Closed bertfrees closed 6 years ago
Yes, it's quite likely that we will also use EPUB3 as input format in the long run.
Other agencies have done this by making some or all XSLT and CSS files work with both DTBook and HTML (EPUB). It seems indeed like maintainability and readability benefits from that because DTBook is quite similar to HTML.
(The alternative for making XSLT and CSS files work with both DTBook and HTML is to have separate stylesheets for DTBook and HTML, but because they have a lot in common they could import a common stylesheet.)
See for example:
For us, it means the following files either have to be made to work with HTML or ported to HTML.
There are a number of SBS-specific extensions to DTBook for which we need to find an alternative in EPUB 3. I will create a table here with the mapping and we can discuss the problematic ones.
[table moved to wiki page]
@egli Can I get that pointer to the Nordic EPUB specification?
@egli The progress can be seen on branch sbs-9. I'm waiting with merging it because I still can't run all the tests at once even after increasing the memory.
If at some point we want to let Mischa try it, and I haven't found a real solution to the problem yet, we could merge it but with the new tests disabled.
We do have an EPUB test document that was produced in India
@egli and @mixa72 Please have a look at my table above, I've updated it. Maybe you have some more ideas.
That looks pretty good. It is interesting how many standards there are for the different purposes. Compared to our current DTBook, EPUB3 will apparently involve a lot more namespaces and the terminology will be a varied mix. So whatever you decide for the elements brl:select, brl:running-line, brl:toc-line, brl:time is fine by me since it's not possible to find a uniform naming anyway. BTW: AFAIK @brl:class is indeed only used for SBSForm.
Coherentness is indeed something we need to carefully think about. You need to work with this every day so your opinion is important. At the same using standards is also important, and last but not least, compatibility with the Nordic guidelines. Changing the Nordic guidelines is possible but apparently a slow process.
The Nordic guidelines have apparently chosen to use "class" for some semantics instead of a custom "epub:type" prefixed with "nordic:". I'm not sure what the motives were. However they do use epub:types that are available in either the default or the z3998 vocabulary. Moreover, they do have a "nordic:" prefix but they only use it for some of the metadata, not for epub:types.
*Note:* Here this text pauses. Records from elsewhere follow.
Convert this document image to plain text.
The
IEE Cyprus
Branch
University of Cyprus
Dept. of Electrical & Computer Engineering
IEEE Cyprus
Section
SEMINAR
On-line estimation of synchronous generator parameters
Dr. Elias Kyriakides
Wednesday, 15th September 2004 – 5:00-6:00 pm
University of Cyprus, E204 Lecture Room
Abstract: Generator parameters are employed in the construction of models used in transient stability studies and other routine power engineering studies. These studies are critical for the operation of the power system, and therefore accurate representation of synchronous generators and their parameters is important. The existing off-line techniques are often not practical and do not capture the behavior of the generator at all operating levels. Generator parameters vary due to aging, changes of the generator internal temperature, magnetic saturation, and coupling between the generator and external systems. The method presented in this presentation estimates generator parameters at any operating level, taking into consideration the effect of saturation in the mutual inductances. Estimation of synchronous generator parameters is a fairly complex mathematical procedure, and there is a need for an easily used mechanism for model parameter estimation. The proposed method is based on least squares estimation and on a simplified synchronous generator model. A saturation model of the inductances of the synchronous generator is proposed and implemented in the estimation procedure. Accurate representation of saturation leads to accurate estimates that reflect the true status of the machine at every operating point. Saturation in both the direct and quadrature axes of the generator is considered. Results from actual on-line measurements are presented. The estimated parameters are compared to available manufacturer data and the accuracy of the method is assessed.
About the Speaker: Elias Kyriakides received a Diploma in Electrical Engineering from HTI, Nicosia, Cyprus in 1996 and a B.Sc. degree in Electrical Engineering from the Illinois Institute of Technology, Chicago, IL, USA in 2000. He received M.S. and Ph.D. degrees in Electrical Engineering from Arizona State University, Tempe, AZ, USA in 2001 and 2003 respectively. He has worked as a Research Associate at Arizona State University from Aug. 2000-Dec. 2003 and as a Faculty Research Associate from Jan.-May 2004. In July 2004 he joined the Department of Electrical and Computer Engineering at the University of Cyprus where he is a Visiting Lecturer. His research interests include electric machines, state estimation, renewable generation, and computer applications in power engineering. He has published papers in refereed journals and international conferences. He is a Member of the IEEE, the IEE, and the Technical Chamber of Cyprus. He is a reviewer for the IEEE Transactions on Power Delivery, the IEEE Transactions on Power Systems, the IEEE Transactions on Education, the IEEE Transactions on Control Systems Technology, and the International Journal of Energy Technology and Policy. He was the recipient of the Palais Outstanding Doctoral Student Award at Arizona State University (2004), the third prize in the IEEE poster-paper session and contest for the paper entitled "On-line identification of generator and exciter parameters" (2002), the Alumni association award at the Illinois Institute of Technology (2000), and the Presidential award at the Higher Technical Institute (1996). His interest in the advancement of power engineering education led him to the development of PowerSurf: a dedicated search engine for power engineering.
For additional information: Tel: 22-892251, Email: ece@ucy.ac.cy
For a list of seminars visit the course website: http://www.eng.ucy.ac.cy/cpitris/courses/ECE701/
Nordic's use of class is not always appropriate in my opinion, but I think we have to live with this. It's also hard to avoid the mix of different attributes and prefixes because this is just how EPUB works, and because of the compatibility requirement with Nordic. What we could do to simplify things a bit is to not use our own "sbs:" prefix and use classes instead. This is semantically not optimal, but at least it creates some coherentness with the Nordic guidelines. In addition, we can try to completely eliminate "brl:" elements and attributes.
I would not take the Nordic guidelines as the be-all-end-all truth. While they are useful and most likely will define the shape of the EPUB we will get from our providers I would also be forward looking and improve things where you think it makes sense.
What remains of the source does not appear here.